The Essence of Contemporary American Religion

Part Thirteen

By Shlomo Phillips © 1989
(most recent update February 24, 2015)

Recorded Live on Facebook
Video 2:
Parts 7-14

The Ninety Five Theses of the Reformation

Dissatisfaction with Church dogma is nothing new of course. The Sixteenth century Protestant Reformers such as Martin Luther (1483-1546), Calvin (1509-1564) and Zwingli (1484-1531) (note 14) did not intend to leave the Roman Church. They merely hoped to reform it. Likewise the historic Y'shua (Jesus) had no intention of leading his followers away from Judaism and the truth of Torah. He mere wished to reform the Rabbinic rulings. But both Y'shua and the Protestants closed and nailed shut the door to meaningful dialogue. Y'shua did this by publicly condemning the rabbis (for instance Matthew chapter 23) and the Protestants did it by literally nailing their demands to the Church's door! Neither strategy worked out as desired! Both led to separation and official condemnation.

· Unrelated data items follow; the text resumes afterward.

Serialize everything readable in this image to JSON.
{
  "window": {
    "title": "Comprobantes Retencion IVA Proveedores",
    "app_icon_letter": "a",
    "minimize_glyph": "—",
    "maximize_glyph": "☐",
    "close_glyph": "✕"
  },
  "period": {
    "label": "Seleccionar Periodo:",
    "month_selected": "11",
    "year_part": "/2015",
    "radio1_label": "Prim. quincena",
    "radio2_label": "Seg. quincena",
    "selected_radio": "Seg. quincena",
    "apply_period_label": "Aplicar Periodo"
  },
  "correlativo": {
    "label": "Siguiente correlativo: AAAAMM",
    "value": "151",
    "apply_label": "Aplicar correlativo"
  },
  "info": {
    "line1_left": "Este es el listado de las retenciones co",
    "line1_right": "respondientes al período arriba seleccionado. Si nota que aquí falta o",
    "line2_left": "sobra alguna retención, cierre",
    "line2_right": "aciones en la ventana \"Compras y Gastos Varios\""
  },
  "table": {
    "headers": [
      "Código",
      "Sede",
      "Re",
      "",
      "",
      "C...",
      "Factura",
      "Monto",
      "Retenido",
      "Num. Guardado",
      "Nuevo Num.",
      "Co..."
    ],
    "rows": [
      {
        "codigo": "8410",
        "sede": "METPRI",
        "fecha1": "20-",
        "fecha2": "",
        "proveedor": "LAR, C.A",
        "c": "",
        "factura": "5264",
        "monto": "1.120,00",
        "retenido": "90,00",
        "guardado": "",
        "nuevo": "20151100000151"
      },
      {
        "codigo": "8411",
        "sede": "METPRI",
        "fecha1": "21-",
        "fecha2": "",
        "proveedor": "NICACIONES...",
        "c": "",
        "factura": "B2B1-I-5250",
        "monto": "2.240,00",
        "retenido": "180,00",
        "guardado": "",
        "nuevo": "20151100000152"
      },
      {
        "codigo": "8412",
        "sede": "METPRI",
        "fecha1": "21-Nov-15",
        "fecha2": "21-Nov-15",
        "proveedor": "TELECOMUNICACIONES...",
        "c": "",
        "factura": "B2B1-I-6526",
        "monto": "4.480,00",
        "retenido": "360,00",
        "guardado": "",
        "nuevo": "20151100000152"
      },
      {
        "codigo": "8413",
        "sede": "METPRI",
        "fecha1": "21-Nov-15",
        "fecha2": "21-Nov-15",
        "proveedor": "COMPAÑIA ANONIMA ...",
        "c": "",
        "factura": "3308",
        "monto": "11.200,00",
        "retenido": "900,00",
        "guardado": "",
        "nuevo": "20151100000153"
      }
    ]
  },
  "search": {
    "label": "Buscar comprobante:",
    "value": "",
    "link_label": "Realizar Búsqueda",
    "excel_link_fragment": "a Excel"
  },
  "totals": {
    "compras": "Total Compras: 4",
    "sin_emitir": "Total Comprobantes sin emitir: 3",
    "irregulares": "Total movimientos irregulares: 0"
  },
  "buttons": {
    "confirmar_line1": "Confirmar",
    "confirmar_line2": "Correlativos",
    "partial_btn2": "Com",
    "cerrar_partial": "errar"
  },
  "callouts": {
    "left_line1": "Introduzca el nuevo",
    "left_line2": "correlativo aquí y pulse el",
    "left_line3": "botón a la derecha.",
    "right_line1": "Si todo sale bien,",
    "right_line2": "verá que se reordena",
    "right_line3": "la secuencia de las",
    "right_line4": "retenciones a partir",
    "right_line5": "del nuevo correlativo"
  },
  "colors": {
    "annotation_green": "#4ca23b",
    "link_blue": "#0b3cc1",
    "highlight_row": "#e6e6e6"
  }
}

One event triggered Martin Luther's actions, or more correctly, acted as 'the straw that broke the camel's back'. In 1517, the Universal ('catholic') Church began selling indulgences to the German Catholics. These Catholics were told that in exchange for their financial assistance in building Saint Peter's Cathedral and other monuments to Rome's glory, they would receive full pardons for all sins, past, present and future. For a little more gold, all of their loved ones residing in purgatory (note 15) would also be granted immediate access to Heaven! That was too much for Luther! He and his compatriots felt they had to speak out in opposition. At the Diet of Speyer in 1529 this group of Catholic Reformers signed and posted a petition consisting of ninety-five theses to express their dissatisfaction with certain aspects of the Roman Church and its doctrines (note 16). They did this as members of 'the loyal opposition'.

The Ninety Five Theses of the Reformation

Despite what some believe, the Protestant Reformers were not seeking a return to biblical religion nor the teachings of Y'shua ben Yosef. They accepted all of the essential Catholic dogmas without question. They never challenged any of these anti-Torah beliefs. There is no mention of rejecting the Trinity dogma nor the deification of a human being, of returning to the biblical Sabbath nor the biblically prescribed holidays, there is nothing about seeking restoration with the Jewish people and the rabbis, whom Y'shua acknowledged 'sit in the seat of Moses' (Matthew 23:3). Rather, the theses only address technical issues about the exercise of papal authority over the people. The essential beliefs of the Protestors and the Protestant Christian religion remain basically the same as those of the Catholic hierarchy. This continues to be true of their religious descendents.

This modern translation is borrowed from Here.

1. When Jesus said "repent" he meant that believers should live a whole life repenting

2. Only God can give salvation - not a priest.

3. Inwards penitence must be accompanied with a suitable change in lifestyle.

4. Sin will always remain until we enter Heaven.

5. The pope must act according to canon law.

6. Only God can forgive -the pope can only reassure people that God will do this.

7. A sinner must be humbled in front of his priest before God can forgive him.

8. Canon law applies only to the living not to the dead.

9. However, the Holy Spirit will make exceptions to this when required to do so.

10. The priest must not threaten those dying with the penalty of purgatory.

11. The church through church penalties is producing a 'human crop of weeds'.

12. In days gone by, church penalties were imposed before release from guilt to show true repentance.

13. When you die all your debts to the church are wiped out and those debts are free from being judged.

14. When someone is dying they might have bad/incorrect thoughts against the church and they will be scared. This fear is enough penalty.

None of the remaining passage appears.